The court case that Joe Tirio has filed against Breaker Press, the printer of postcards designed to nominate GOP opponent Janice Dalton County Clerk and, non-coincidentally, help the fall campaign of Democrat Andrew Giorgi, gets stranger and stranger.
The suspense of what will happen next must have Tirio and his supporters on the edge of their seats.
It might be compared to that of children waiting for Santa Claus’ appearance.
Will it be the requested gift or a lump of coal?
Maybe a comparison to what will happen on the next episode of Dowton Abby is more apt.
Today, there is a court hearing at 1:30 where Associate Judge Kevin Costello will decide the penalty to be imposed on Breaker Press’ President and Dalton.
Tirio attorney Philip Prossnitz is asking for jail.

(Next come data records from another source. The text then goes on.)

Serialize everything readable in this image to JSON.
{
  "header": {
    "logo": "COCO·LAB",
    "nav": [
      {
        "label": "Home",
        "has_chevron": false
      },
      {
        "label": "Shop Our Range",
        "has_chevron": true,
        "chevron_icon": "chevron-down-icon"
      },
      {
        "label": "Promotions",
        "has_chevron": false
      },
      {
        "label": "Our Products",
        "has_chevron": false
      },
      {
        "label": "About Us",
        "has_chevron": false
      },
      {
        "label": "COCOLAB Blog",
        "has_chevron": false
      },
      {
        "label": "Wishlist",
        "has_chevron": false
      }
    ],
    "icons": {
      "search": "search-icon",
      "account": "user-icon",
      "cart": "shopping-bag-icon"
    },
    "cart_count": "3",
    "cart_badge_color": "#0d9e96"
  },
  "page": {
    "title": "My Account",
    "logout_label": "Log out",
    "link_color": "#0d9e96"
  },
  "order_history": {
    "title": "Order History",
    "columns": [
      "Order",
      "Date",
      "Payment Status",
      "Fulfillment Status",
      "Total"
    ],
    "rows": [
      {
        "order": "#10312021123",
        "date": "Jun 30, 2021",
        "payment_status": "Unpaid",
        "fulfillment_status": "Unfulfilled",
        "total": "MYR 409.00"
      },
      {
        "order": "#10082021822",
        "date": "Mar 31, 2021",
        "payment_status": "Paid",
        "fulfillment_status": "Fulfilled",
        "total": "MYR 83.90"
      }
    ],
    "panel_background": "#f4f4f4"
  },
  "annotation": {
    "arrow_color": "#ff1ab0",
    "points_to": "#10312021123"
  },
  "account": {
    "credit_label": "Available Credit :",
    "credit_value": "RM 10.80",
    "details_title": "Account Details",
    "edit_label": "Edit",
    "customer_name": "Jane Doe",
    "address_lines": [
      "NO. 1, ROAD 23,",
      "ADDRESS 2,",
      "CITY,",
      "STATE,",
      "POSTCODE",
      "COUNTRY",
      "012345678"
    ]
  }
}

Natalie Harris, representing not only Breaker Press and Dalton, but now also the Illinois Integrity Fund, wants a fine of $1 and permission to delay revealing the person(s) behind the hit pieces until after consideration by the 2nd Appellate Court in Elgin.
Now comes a new tactic.
Harris has filed paperwork for “John Doe,” who states, in part,
- I am competent to testify to the matters stated in this affidavit based on my own personal knowledge.

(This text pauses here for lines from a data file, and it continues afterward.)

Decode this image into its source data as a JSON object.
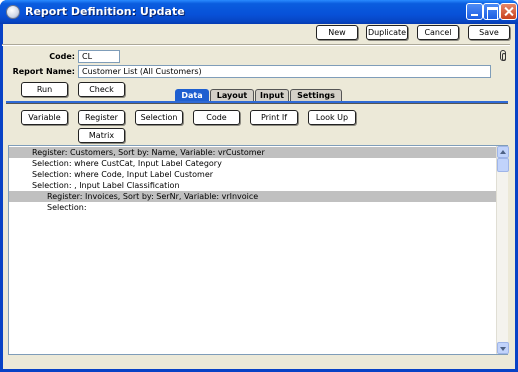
{
  "window": {
    "title": "Report Definition: Update"
  },
  "toolbar": {
    "new": "New",
    "duplicate": "Duplicate",
    "cancel": "Cancel",
    "save": "Save"
  },
  "form": {
    "code_label": "Code:",
    "code_value": "CL",
    "name_label": "Report Name:",
    "name_value": "Customer List (All Customers)"
  },
  "actions": {
    "run": "Run",
    "check": "Check"
  },
  "tabs": [
    {
      "label": "Data",
      "active": true
    },
    {
      "label": "Layout",
      "active": false
    },
    {
      "label": "Input",
      "active": false
    },
    {
      "label": "Settings",
      "active": false
    }
  ],
  "data_buttons": {
    "variable": "Variable",
    "register": "Register",
    "selection": "Selection",
    "code": "Code",
    "print_if": "Print If",
    "look_up": "Look Up",
    "matrix": "Matrix"
  },
  "rows": [
    {
      "text": "Register: Customers, Sort by: Name, Variable: vrCustomer",
      "level": 1,
      "highlighted": true
    },
    {
      "text": "Selection: where CustCat, Input Label Category",
      "level": 1,
      "highlighted": false
    },
    {
      "text": "Selection: where Code, Input Label Customer",
      "level": 1,
      "highlighted": false
    },
    {
      "text": "Selection: , Input Label Classification",
      "level": 1,
      "highlighted": false
    },
    {
      "text": "Register: Invoices, Sort by: SerNr, Variable: vrInvoice",
      "level": 2,
      "highlighted": true
    },
    {
      "text": "Selection:",
      "level": 2,
      "highlighted": false
    }
  ]
}
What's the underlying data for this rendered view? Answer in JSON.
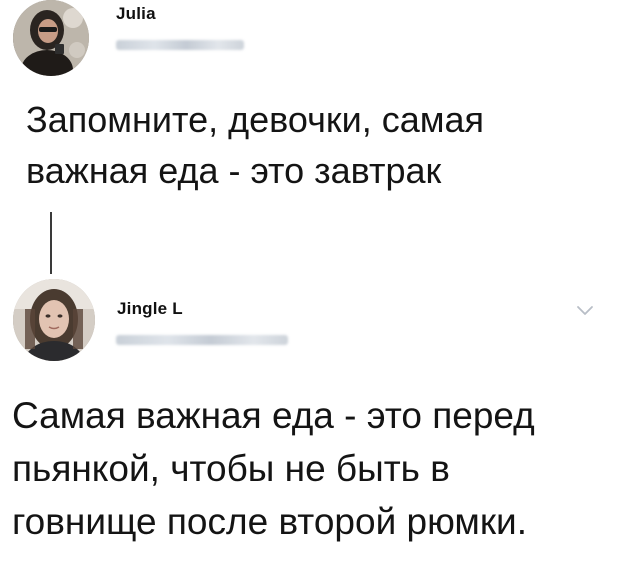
{
  "reply_chain": {
    "original": {
      "author_name": "Julia",
      "text": "Запомните, девочки, самая\nважная еда - это завтрак"
    },
    "reply": {
      "author_name": "Jingle L",
      "text": "Самая важная еда - это перед\nпьянкой, чтобы не быть в\nговнище после второй рюмки."
    }
  },
  "icons": {
    "chevron": "chevron-down-icon"
  },
  "colors": {
    "text": "#141414",
    "thread_line": "#3a3a3a",
    "chevron": "#b8bec6"
  }
}
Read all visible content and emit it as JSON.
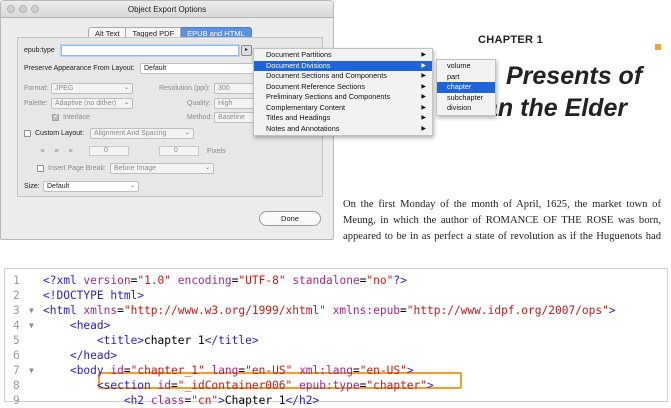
{
  "dialog": {
    "title": "Object Export Options",
    "tabs": [
      "Alt Text",
      "Tagged PDF",
      "EPUB and HTML"
    ],
    "epub_type_label": "epub:type",
    "epub_type_value": "",
    "arrow_glyph": "▸",
    "preserve_label": "Preserve Appearance From Layout:",
    "preserve_value": "Default",
    "format_label": "Format:",
    "format_value": "JPEG",
    "resolution_label": "Resolution (ppi):",
    "resolution_value": "300",
    "palette_label": "Palette:",
    "palette_value": "Adaptive (no dither)",
    "quality_label": "Quality:",
    "quality_value": "High",
    "interlace_label": "Interlace",
    "method_label": "Method:",
    "method_value": "Baseline",
    "custom_layout_label": "Custom Layout:",
    "custom_layout_value": "Alignment And Spacing",
    "spacing_value_1": "0",
    "spacing_value_2": "0",
    "pixels_label": "Pixels",
    "page_break_label": "Insert Page Break:",
    "page_break_value": "Before Image",
    "size_label": "Size:",
    "size_value": "Default",
    "done_label": "Done"
  },
  "main_menu": [
    {
      "label": "Document Partitions",
      "highlighted": false
    },
    {
      "label": "Document Divisions",
      "highlighted": true
    },
    {
      "label": "Document Sections and Components",
      "highlighted": false
    },
    {
      "label": "Document Reference Sections",
      "highlighted": false
    },
    {
      "label": "Preliminary Sections and Components",
      "highlighted": false
    },
    {
      "label": "Complementary Content",
      "highlighted": false
    },
    {
      "label": "Titles and Headings",
      "highlighted": false
    },
    {
      "label": "Notes and Annotations",
      "highlighted": false
    }
  ],
  "submenu_glyph": "▶",
  "sub_menu": [
    {
      "label": "volume",
      "highlighted": false
    },
    {
      "label": "part",
      "highlighted": false
    },
    {
      "label": "chapter",
      "highlighted": true
    },
    {
      "label": "subchapter",
      "highlighted": false
    },
    {
      "label": "division",
      "highlighted": false
    }
  ],
  "book": {
    "chapter_label": "CHAPTER 1",
    "title_line1": "Presents of",
    "title_line2": "an the Elder",
    "body": "On the first Monday of the month of April, 1625, the market town of Meung, in which the author of ROMANCE OF THE ROSE was born, appeared to be in as perfect a state of revolution as if the Huguenots had just made a second"
  },
  "colors": {
    "accent": "#f0a235",
    "menu_highlight": "#1f64d8",
    "tab_active": "#5b8fe0",
    "code_tag": "#2a21c9",
    "code_attr": "#a4278d",
    "code_value": "#c41a16",
    "code_highlight_box": "#f29d2e"
  },
  "code": {
    "lines": [
      {
        "n": "1",
        "fold": "",
        "tokens": [
          [
            "tag",
            "<?xml "
          ],
          [
            "attr",
            "version"
          ],
          [
            "txt",
            "="
          ],
          [
            "val",
            "\"1.0\""
          ],
          [
            "txt",
            " "
          ],
          [
            "attr",
            "encoding"
          ],
          [
            "txt",
            "="
          ],
          [
            "val",
            "\"UTF-8\""
          ],
          [
            "txt",
            " "
          ],
          [
            "attr",
            "standalone"
          ],
          [
            "txt",
            "="
          ],
          [
            "val",
            "\"no\""
          ],
          [
            "tag",
            "?>"
          ]
        ]
      },
      {
        "n": "2",
        "fold": "",
        "tokens": [
          [
            "tag",
            "<!DOCTYPE html>"
          ]
        ]
      },
      {
        "n": "3",
        "fold": "▼",
        "tokens": [
          [
            "tag",
            "<html "
          ],
          [
            "attr",
            "xmlns"
          ],
          [
            "txt",
            "="
          ],
          [
            "val",
            "\"http://www.w3.org/1999/xhtml\""
          ],
          [
            "txt",
            " "
          ],
          [
            "attr",
            "xmlns:epub"
          ],
          [
            "txt",
            "="
          ],
          [
            "val",
            "\"http://www.idpf.org/2007/ops\""
          ],
          [
            "tag",
            ">"
          ]
        ]
      },
      {
        "n": "4",
        "fold": "▼",
        "tokens": [
          [
            "txt",
            "    "
          ],
          [
            "tag",
            "<head>"
          ]
        ]
      },
      {
        "n": "5",
        "fold": "",
        "tokens": [
          [
            "txt",
            "        "
          ],
          [
            "tag",
            "<title>"
          ],
          [
            "txt",
            "chapter 1"
          ],
          [
            "tag",
            "</title>"
          ]
        ]
      },
      {
        "n": "6",
        "fold": "",
        "tokens": [
          [
            "txt",
            "    "
          ],
          [
            "tag",
            "</head>"
          ]
        ]
      },
      {
        "n": "7",
        "fold": "▼",
        "tokens": [
          [
            "txt",
            "    "
          ],
          [
            "tag",
            "<body "
          ],
          [
            "attr",
            "id"
          ],
          [
            "txt",
            "="
          ],
          [
            "val",
            "\"chapter_1\""
          ],
          [
            "txt",
            " "
          ],
          [
            "attr",
            "lang"
          ],
          [
            "txt",
            "="
          ],
          [
            "val",
            "\"en-US\""
          ],
          [
            "txt",
            " "
          ],
          [
            "attr",
            "xml:lang"
          ],
          [
            "txt",
            "="
          ],
          [
            "val",
            "\"en-US\""
          ],
          [
            "tag",
            ">"
          ]
        ]
      },
      {
        "n": "8",
        "fold": "",
        "tokens": [
          [
            "txt",
            "        "
          ],
          [
            "tag",
            "<section "
          ],
          [
            "attr",
            "id"
          ],
          [
            "txt",
            "="
          ],
          [
            "val",
            "\"_idContainer006\""
          ],
          [
            "txt",
            " "
          ],
          [
            "attr",
            "epub:type"
          ],
          [
            "txt",
            "="
          ],
          [
            "val",
            "\"chapter\""
          ],
          [
            "tag",
            ">"
          ]
        ]
      },
      {
        "n": "9",
        "fold": "",
        "tokens": [
          [
            "txt",
            "            "
          ],
          [
            "tag",
            "<h2 "
          ],
          [
            "attr",
            "class"
          ],
          [
            "txt",
            "="
          ],
          [
            "val",
            "\"cn\""
          ],
          [
            "tag",
            ">"
          ],
          [
            "txt",
            "Chapter 1"
          ],
          [
            "tag",
            "</h2>"
          ]
        ]
      }
    ]
  }
}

- The Illinois Integrity Fund is the name adopted by the group responsible for creating and paying Breaker Press, Co., Inc. to print and mail the flyers…
- I am part of the Illinois Integrity Fund that authorized and directed the creation, printing and mailing of the Flyers.
- I have authority to act on behalf of the Illinois Integrity Fund.
- I hereby authorize attorney Natalie A. Harris to accept service of process on my behalf and on behalf of the Illinois Integrity Fund in connection with any purported defamation claims referenced in, or arising from, the facts alleged in Joseph Tirio’s 4/25/18 Rule 224 petition and subsequent amendments.
John Doe argues,
For the foregoing reasons, the IIF Intervenors respectfully request that this Court grant their Petition for Leave to Intervene for the purposes of joining in Respondents’ response to the Rule.
Friendly contempt has been consistently upheld as the proper mechanism to test discovery disclosure orders on appeal, rendering friendly contempt the accepted form of contempt in the situation presented here.
Use of incarceration as a sanction to coerce disclosure has been reversed as too draconian a sanction—and in light of the First Amendment rights implicated here, such severity is inappropriate and unnecessary.